第5版で新しく付け加えた部分に関しては,ピーターが書いた「まえがき」が大いに参考になるはずである。しかし,そのまえがきを読む前に,私が考えていることが第5版でも基本的に変わらないこと,とはいえ,ある意味では異なってもいて,「新しい」ものであることについて少し触れておきたい。文化をどう定義するかとその考え方についての3つの階層(レベル)から成るモデルはそのままで,依然として,文化を包括的に分析するための確固たる枠組みとなっている。新しい面があるとすれば,この考え方を多文化世界という全体像にも適用しようとしたことである。そのため,ひとつのケースとしてシンガポールの経済開発庁に関する私の研究を付け加え,それに続けて,国や職業といったマクロカルチャーの影響を分析し,あるマクロカルチャーのなかで働く際に生じる問題に関する2つの章を挿入した。私はこれまで,あらゆる組織文化が,その組織文化に影響を及ぼす,しばしばそれより大きな別の文化に内包された入れ子構造になっていること,また同様に,あらゆる下位文化(サブカルチャー),タスクフォース,作業グループも,それらに影響を及ぼすより大きな文化に内包された入れ子構造になっていることを強調してきた。そして,どうすれば国家や民族間の文化の溝を越えて働き始めることができるかの議論を重ねてきた。

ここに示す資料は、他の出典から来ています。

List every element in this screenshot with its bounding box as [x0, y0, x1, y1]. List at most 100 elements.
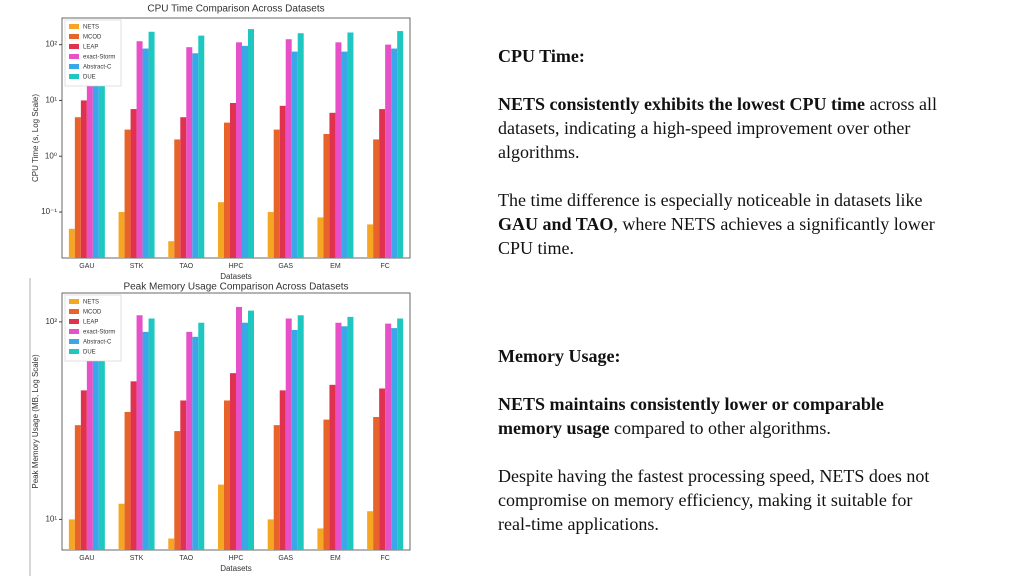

こうした話はこれまでも強調されてきたが,第5版では,我々が社会に適応していく経験を通じて,多様な層からなる文化がどのように個々人に根付いていくのかに意識的に焦点を合わせている。我々は,自分たちの内なる文化を理解しなければならない。なぜなら,それらが,我々の行動を左右すると同時に,様々な社会の状況に誰が関与するかを決めるものだからである。こうした選択が「パーソナリティ」や「気質」に左右されるケースは限られており,むしろ,社会化していく経験のなかで学んだ各人の状況理解に依拠している。そ
れゆえ,今回,誰もが成長の過程で学んできた社会的な「人間関係のレベル」の説明を,リーダーシップの選択の重要な要素として導入した。我々は,公的な場でも個人的にも親密にもなりうるし,状況に応じて行動を変えることができる。まさに,自分たちの内なる文化を認識しマネージすることが,リーダーシップを発揮するための重要なスキルとなるのだ。
私は,文化という概念によって,社会における我々の行動パターンが理解できることに,長年惹きつけられてきた。そのため私は,(1)複数の文化の局面を選び出し,(2)それらを様々な種類の望ましい結果と結びつけ,(3)文化の問題だと主張するような近年の研究の大半を無視してきた。そんなことは
分かり切ったことだと思っていたのだ。しかし,国家や組織で見られるパターンや次々と表出する多様な文化類型を解明することに関心が集まっている昨今,それらを第5 版で再検討し分析する価値があるだろう。この件については,定量的な診断研究とより定性的な対話型診断プロセスとを区別し,息子の助けを借りながら,最近の「手短な」診断方法のいくつかを検討することが重要になる。
私が重要視するのは,グループで学習する文化,リーダーシップと文化形成がいかに表裏一体をなしているのかを説明すること,そして,組織が成長し成熟するにつれリーダーシップの役割が変化するという事実である。こうした論点はいままで通り本書の中心をなす。冗長かつあまり関係のない部分をカットして全体を短縮し,また読者へのアドバイスを付けて興味深く読めるようにした。
私は,文化は真剣に取り組むべき課題であるが,実際にそれを観察し,研究し,理解しようとする場合にのみ有益なものになると,信じ続けている。